De acordo com Coronado, a pandemia da Covid-19 evidenciou as desigualdades e se tornou um dos grandes problemas estruturais do sistema tributário da América Latina. “A pandemia evidenciou que a desigualdade é inaceitável. Os Estados não têm recursos para enfrentar a gravidade da situação, mas é indispensável tributar as grandes fortunas”, enfatizou o sociólogo, lembrando que o cenário é de um sistema tributário complicado e com privilégios fiscais. “Esse é o problema da América Latina que está deixando de receber cerca de 1,6% em relação ao PIB regional”, destacou. 

“Nem todos os problemas são derivados da pandemia na América Latina. No Brasil já vínhamos atravessando um momento de crise profunda, com questões de evasão fiscal. Nós tributamos muito mais o consumo e muito menos a renda, ou seja, a tributação sobre o consumo está alta porque não tributamos a renda, o patrimônio e as  grandes fortunas como deveríamos, afirmou a presidenta do Instituto Justiça Fiscal (IJF) e da coordenação da campanha Tributar os super-ricos, Maria Regina Paiva Duarte. 

De acordo com Maria Regina, os super-ricos são uma parcela muito pequena da população que paga pouco ou nada de impostos, gerando injustiça fiscal profunda e agravando o abismo entre os milhões de pobres, justamente os que mais pagam impostos proporcionalmente. “Fazer justiça fiscal tributando as grandes fortunas e altas rendas e corrigir a tabela do Imposto de Renda é uma oportunidade sem precedentes para assegurar receita de forma justa para atender a legião de desempregados e vulneráveis que rapidamente se formou e que vai se agravar”, afirmou a coordenadora da campanha Tributar os Super-Ricos. 

Durante o debate a presidenta do IJF, Maria Regina Paiva Duarte apresentou oito propostas com medidas tributárias que propõem o aumento de tributos para altas rendas. O pacote de medidas vai afetar apenas 0,3% dos mais ricos do país e propõe grandes patrimônios e redução para as baixas rendas e pequenas empresas. “Estes projetos tem um potencial arrecadatório anual de R$ 292 bilhões. O eixo central das propostas é a elevação da tributação das altas rendas e grandes riquezas. Com isso será possível desonerar trabalhadores e pequenas e médias empresas, além de combater  a evasão fiscal e fortalecer a administração tributária”, ressaltou a presidenta do IFJ. 

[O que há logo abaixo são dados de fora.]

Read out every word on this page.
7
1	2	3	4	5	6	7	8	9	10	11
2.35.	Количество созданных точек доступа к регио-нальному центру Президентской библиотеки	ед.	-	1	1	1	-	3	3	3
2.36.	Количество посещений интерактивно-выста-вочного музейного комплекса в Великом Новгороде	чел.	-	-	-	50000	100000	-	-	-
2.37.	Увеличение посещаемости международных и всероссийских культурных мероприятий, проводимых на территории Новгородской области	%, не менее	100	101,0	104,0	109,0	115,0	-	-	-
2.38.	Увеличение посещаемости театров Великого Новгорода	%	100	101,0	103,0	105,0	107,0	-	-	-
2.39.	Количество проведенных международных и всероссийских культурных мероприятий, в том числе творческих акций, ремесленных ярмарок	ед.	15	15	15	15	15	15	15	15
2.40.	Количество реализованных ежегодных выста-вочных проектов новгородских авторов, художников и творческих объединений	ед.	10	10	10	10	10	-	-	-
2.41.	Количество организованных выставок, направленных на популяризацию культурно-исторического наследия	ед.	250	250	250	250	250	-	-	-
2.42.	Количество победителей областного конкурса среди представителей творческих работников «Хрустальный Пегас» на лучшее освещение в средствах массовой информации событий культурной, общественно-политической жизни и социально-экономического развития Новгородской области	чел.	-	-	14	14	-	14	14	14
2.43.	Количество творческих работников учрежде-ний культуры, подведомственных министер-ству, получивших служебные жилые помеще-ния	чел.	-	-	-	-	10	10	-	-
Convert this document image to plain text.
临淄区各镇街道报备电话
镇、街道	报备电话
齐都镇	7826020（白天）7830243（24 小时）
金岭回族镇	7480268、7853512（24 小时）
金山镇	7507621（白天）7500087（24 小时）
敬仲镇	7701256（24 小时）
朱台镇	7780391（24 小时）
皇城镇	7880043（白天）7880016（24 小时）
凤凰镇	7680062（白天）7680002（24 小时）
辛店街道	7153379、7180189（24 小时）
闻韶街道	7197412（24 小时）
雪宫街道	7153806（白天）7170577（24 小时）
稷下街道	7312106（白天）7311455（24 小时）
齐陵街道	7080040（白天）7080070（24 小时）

O deputado argentino Hugo Yasky afirmou que na Argentina  a criação do imposto sobre grandes fortunas tem a aprovação de 75% da população. Segundo ele, a medida vai permitir que o Estado garanta políticas públicas, como saúde e educação. “Temos que buscar uma maneira de reverter a lógica do rico cada vez mais rico e o pobre cada vez mais pobre. Não podemos seguir falando da pobreza se não falarmos da renda concentrada. É preciso construir políticas públicas pra construir um país mais justo”, enfatizou Yasky. 

O parlamentar argentino destacou também que a desigualdade da América Latina agrava o problema da pandemia da Covid-19. Segundo Ysaky, na Argentina o governo implementou uma série de medidas sociais para atender os setores mais vulneráveis. Ele lembrou que foi criada uma ajuda familiar de emergência, equivalente a 10 mil pesos argentinos. “Como medida para enfrentar a crise da pandemia, surgiu na Câmara a proposta de imposto sobre grandes fortunas, que prevê taxar aqueles que têm fortunas de mais de 200 milhões de pesos argentinos. Seria o ponto de partida para se discutir na Argentina uma reforma tributária justa e progressiva”, ressaltou.